By: Sam Cutler
On October 13, 2017, President Trump designated the Iranian Revolutionary Guard Corps (IRGC) as a Specially Designated Global Terrorist (SDGT) organization pursuant to Executive Order 13224. E.O. 13224, signed in the aftermath of September 11th, authorizes the State and Treasury departments to designate individuals and entities involved in acts of international terrorism, thereby blocking all property interests subject to U.S. jurisdiction. In announcing the designation, President Trump called the move “a long overdue step of imposing tough sanctions” on the IRGC. The reality is much more pedestrian. From a legal standpoint, imposing E.O. 13224 sanctions is almost entirely meaningless.
As tensions over Iran’s disputed nuclear program grew over the past decade, Congress increasingly turned to so-called “secondary” sanctions to increase pressure on Tehran. Secondary sanctions—known pejoratively as extraterritorial sanctions—allow the designation of non-U.S. persons for engaging in specific significant material or financial transactions with Iran that occurs entirely outside of U.S. jurisdiction.
The secondary sanctions campaign against the IRGC began in earnest with the passage of the Comprehensive Iran Sanctions Accountability and Divestment Act of 2010 (CISADA). Under CISADA § 104(c)(2)(E)(i), the Secretary of the Treasury, through the Office of Foreign Assets Control (OFAC), is authorized to designate a foreign financial institution for facilitating a significant transaction with the IRGC and any of its agents or affiliates. It expanded with the passage of the Iran Freedom and Counterproliferation Act of 2012 (IFCA). § 1244(c)(2)(C)(iii) of IFAC mandates that the President block all property and prohibit transactions with non-U.S. persons who provide significant financial, material, technological, or other support to any designated Iranian person.
The reason that the IRGC terrorism designation will have so little impact from a legal perspective is that the IRGC is already one of the most sanctioned entities in the world. It was first designated in 2007 pursuant to E.O. 13382 for its involvement in the proliferation of weapons of mass destruction. Since then, it has been designated under E.O. 13553 (human rights abuses) and E.O. 13606 (human rights abuses via information technology). The impact on the IRGC of each of these designations is the same: the blocking of property. Moreover, both CISADA and IFCA-related secondary sanctions are triggered by the prior sanctions placed on the IRGC. Therefore, the impact on non-U.S. persons considering doing business with the IRGC is also the same, at least since the passage of IFCA: the threat of designation.
The new E.O. 13224 designation adds no new compliance responsibilities for non-U.S. persons and only a relatively minor new restriction on U.S. persons.

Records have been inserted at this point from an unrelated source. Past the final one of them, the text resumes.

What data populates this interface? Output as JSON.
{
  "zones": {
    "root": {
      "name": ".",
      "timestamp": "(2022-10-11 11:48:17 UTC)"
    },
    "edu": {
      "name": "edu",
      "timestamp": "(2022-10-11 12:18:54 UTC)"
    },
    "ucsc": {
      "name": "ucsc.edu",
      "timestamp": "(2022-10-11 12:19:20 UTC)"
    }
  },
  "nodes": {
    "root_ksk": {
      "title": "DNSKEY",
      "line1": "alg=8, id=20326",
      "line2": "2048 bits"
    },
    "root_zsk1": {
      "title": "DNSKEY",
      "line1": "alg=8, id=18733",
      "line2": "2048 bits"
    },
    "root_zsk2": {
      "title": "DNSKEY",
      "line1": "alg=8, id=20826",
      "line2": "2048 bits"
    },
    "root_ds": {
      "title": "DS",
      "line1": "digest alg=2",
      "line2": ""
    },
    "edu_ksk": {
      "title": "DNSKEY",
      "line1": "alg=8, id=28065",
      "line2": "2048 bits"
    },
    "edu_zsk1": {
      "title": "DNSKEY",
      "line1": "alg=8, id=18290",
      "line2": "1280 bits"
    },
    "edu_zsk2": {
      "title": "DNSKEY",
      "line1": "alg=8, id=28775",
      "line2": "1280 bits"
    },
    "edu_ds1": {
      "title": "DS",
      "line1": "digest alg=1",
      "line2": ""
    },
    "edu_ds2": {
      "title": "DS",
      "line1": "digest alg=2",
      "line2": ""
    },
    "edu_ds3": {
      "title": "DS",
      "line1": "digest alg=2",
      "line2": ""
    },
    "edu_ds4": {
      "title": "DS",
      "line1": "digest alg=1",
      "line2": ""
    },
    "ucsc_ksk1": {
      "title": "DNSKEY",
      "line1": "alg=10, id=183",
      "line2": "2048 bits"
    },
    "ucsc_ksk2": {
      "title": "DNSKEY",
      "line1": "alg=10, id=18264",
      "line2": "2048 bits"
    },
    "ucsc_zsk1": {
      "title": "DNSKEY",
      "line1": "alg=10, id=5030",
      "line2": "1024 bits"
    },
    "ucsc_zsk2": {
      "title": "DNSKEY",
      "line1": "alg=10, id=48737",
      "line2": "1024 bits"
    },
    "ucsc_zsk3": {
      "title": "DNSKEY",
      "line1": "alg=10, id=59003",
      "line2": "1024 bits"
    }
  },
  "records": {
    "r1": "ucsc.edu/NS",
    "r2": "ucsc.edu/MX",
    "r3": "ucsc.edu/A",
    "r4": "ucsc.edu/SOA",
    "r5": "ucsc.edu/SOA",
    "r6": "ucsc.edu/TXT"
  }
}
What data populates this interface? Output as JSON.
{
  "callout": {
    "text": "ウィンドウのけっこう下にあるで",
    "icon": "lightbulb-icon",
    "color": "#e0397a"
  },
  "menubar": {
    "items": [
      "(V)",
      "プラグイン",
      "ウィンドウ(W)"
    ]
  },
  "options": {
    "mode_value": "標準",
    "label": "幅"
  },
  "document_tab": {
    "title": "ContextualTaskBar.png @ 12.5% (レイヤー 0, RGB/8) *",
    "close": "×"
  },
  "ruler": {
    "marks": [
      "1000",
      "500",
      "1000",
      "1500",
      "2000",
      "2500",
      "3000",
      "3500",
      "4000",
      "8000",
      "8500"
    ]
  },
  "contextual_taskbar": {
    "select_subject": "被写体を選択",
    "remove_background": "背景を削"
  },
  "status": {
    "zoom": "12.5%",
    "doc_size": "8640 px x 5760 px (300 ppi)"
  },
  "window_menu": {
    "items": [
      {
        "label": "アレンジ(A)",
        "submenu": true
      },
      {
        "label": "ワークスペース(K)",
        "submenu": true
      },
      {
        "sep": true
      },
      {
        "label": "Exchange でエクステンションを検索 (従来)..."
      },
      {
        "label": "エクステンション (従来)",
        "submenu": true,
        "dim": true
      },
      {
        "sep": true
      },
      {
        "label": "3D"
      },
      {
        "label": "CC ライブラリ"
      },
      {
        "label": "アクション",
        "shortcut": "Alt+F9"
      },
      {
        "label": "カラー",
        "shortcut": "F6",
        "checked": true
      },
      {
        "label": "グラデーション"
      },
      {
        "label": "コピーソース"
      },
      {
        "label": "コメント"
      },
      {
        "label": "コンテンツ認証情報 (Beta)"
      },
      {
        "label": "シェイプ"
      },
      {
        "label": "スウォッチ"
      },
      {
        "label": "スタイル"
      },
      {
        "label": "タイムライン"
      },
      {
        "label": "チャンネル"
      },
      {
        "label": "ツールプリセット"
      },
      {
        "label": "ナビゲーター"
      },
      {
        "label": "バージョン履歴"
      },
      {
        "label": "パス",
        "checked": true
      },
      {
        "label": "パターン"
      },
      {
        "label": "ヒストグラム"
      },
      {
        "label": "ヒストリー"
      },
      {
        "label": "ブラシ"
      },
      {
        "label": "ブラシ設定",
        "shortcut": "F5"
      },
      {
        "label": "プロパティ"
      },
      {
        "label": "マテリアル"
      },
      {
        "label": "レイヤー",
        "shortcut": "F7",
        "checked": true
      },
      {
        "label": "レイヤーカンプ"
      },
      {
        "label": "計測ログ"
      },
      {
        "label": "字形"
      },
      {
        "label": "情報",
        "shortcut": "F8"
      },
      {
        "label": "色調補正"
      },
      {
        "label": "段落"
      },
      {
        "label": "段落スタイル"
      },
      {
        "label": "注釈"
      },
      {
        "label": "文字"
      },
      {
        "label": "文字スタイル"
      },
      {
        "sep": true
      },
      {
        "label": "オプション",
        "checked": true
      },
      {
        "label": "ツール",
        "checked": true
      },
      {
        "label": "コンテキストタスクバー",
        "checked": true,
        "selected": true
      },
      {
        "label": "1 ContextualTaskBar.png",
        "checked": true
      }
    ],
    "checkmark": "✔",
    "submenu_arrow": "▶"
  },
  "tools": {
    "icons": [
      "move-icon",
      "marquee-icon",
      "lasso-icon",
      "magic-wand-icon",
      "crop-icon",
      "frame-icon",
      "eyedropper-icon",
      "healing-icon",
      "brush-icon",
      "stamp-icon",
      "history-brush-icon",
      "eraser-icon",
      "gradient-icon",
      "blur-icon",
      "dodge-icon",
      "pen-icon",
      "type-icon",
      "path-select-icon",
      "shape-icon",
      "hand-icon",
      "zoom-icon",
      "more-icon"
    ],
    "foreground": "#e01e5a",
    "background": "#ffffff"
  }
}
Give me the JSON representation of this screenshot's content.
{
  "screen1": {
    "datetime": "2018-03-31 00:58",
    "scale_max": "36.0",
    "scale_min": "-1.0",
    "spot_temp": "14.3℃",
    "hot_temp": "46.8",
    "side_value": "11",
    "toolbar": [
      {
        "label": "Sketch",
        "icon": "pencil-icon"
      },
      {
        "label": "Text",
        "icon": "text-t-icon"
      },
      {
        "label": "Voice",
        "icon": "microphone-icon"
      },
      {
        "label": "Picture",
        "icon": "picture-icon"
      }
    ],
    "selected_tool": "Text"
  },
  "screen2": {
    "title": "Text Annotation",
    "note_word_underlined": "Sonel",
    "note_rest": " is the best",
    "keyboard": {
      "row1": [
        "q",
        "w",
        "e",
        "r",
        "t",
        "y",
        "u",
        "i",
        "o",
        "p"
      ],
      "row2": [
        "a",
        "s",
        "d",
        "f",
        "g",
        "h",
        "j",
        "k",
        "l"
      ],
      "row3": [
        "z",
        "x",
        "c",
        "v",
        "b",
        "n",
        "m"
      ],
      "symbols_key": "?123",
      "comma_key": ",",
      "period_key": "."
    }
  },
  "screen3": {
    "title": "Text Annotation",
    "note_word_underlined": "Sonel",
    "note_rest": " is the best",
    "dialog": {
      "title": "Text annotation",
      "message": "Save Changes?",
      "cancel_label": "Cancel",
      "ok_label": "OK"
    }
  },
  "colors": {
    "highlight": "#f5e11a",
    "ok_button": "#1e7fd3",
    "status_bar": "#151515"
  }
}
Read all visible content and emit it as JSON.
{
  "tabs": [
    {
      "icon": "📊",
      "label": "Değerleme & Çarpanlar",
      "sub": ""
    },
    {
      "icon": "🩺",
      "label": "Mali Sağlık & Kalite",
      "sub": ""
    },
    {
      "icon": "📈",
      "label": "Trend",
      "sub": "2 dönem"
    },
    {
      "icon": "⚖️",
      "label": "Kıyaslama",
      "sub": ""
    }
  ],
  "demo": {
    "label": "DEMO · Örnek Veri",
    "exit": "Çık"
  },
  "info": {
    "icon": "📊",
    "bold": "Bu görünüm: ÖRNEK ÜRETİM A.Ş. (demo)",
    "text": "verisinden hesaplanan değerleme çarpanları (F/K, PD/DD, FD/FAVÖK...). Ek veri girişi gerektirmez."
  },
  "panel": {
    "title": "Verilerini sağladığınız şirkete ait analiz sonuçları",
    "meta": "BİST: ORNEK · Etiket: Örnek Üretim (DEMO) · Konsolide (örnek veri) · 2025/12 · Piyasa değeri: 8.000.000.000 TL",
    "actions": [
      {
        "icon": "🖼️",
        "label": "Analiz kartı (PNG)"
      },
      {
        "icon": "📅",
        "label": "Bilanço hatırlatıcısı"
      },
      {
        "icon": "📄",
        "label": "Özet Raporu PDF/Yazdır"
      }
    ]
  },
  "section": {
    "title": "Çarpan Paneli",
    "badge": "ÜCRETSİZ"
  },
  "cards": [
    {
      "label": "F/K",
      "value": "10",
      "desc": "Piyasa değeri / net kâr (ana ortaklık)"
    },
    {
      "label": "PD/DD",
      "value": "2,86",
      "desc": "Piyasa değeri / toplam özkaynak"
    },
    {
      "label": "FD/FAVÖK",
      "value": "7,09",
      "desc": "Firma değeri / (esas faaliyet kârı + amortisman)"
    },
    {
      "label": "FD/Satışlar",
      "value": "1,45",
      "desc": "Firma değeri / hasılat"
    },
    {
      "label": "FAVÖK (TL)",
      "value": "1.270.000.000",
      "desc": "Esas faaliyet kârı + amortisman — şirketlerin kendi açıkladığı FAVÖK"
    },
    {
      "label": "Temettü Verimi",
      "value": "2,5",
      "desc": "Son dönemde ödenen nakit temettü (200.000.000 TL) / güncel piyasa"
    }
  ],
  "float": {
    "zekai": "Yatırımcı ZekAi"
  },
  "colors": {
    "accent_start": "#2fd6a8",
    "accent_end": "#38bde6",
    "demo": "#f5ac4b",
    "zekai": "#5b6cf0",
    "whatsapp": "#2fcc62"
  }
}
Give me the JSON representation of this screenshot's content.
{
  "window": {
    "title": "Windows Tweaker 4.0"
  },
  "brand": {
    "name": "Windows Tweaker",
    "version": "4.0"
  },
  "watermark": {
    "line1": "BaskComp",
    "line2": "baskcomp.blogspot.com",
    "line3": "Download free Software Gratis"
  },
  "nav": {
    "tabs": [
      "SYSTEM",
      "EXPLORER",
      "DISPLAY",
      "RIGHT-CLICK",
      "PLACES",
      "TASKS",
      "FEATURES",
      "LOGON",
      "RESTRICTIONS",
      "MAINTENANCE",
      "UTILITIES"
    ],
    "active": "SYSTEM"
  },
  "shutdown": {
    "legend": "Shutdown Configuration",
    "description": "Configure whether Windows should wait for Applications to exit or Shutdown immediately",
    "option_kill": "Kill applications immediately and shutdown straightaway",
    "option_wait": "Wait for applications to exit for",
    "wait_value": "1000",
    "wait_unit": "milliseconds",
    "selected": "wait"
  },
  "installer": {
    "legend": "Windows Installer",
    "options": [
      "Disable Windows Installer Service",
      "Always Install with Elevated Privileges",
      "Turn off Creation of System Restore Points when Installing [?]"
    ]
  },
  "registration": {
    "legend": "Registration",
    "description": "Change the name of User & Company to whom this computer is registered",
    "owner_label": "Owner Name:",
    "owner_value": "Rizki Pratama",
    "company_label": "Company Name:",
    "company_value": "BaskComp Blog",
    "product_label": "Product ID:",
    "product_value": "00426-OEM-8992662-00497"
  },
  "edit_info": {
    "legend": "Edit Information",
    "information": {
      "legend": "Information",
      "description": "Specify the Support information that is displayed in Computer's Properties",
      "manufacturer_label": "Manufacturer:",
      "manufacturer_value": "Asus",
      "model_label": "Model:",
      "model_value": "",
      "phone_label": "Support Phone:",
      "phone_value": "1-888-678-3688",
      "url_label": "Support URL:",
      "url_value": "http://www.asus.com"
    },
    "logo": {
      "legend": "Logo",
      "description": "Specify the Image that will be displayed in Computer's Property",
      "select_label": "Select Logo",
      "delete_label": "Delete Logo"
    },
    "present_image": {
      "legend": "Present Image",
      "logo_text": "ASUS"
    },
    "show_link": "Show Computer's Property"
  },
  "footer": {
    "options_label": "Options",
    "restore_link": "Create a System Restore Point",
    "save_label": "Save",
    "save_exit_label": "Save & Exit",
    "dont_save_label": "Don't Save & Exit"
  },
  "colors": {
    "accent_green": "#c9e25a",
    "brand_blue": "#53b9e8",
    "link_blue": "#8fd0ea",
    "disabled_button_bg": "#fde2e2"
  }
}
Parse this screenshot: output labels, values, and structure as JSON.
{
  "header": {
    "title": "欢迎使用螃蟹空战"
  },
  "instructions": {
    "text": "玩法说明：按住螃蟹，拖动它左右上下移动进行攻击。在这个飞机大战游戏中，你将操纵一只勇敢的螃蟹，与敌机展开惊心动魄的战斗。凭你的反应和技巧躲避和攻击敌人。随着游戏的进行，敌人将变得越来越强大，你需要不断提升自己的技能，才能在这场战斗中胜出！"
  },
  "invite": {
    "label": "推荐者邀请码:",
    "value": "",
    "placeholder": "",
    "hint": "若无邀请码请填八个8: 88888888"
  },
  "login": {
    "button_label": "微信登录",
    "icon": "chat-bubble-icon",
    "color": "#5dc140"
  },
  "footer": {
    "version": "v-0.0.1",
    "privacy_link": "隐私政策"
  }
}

E.O. 13224 was promulgated in accordance with authorities granted by Congress pursuant to the International Emergency Economic Powers Act (IEEPA) and the United Nations Participation Act of 1945 (UNPA). The vast majority of U.S. sanctions programs are implemented solely pursuant to IEEPA. Under the so-called Berman Amendment, transactions related to personal communication, humanitarian donations, information or informational materials, and travel are exempted from the prohibitions of IEEPA. However, § 5 of UNPA allows the president to prohibit communication and travel with target persons or nations in order to give effect to U.N. Security Council (UNSC) decisions issued pursuant to Article 41. OFAC interprets this additional foundational authority as granting the power to regulate transactions that would be exempt under a purely IEEPA-based program.
However, even these relatively limited new prohibitions on communications and travel are of questionable legal validity. When E.O. 13224 was issued on September 23, 2001, it listed a number of UNSC resolutions as predicate authority, all of which related to al-Qaeda, the Taliban, and the situation in Afghanistan more generally. These resolutions direct member states to freeze assets of the Taliban, al-Qaeda, and through later resolutions successor organizations. However, at no point do they call for prohibitions on all communications with designated entities. Given the congressional intent behind the Berman Amendment and the lack of textual basis in the UNSC resolutions that underpin E.O. 13224 for a prohibition on communications, it’s an open question as to whether OFAC’s interpretation would hold up in court. Indeed, in a recent Twitter exchange, former senior OFAC official Brian O’Toole noted that the agency is cautious regarding enforcement that touches upon the Berman Amendment.
The IRGC terrorism designation was mandated by Congress pursuant to § 105 of the Countering America’s Adversaries Through Sanctions Act (CAASTA). Designating the IRGC for its links to terrorism been considered at least as far back as 2007 as a way to signal a tougher line on Tehran. In 2017, signaling is the only effect that the designation will have. A non-U.S. company that was comfortable doing business with an IRGC-owned or controlled firm when the Guards were “only” proliferators of weapons of mass destruction is unlikely to change its mind now that the IRGC is also designated for terrorism. An E.O. 13224 designation is entirely redundant for sanctions compliance purposes. If the administration is hoping that this action is going to put significant pressure on the IRGC’s finances, it should think again.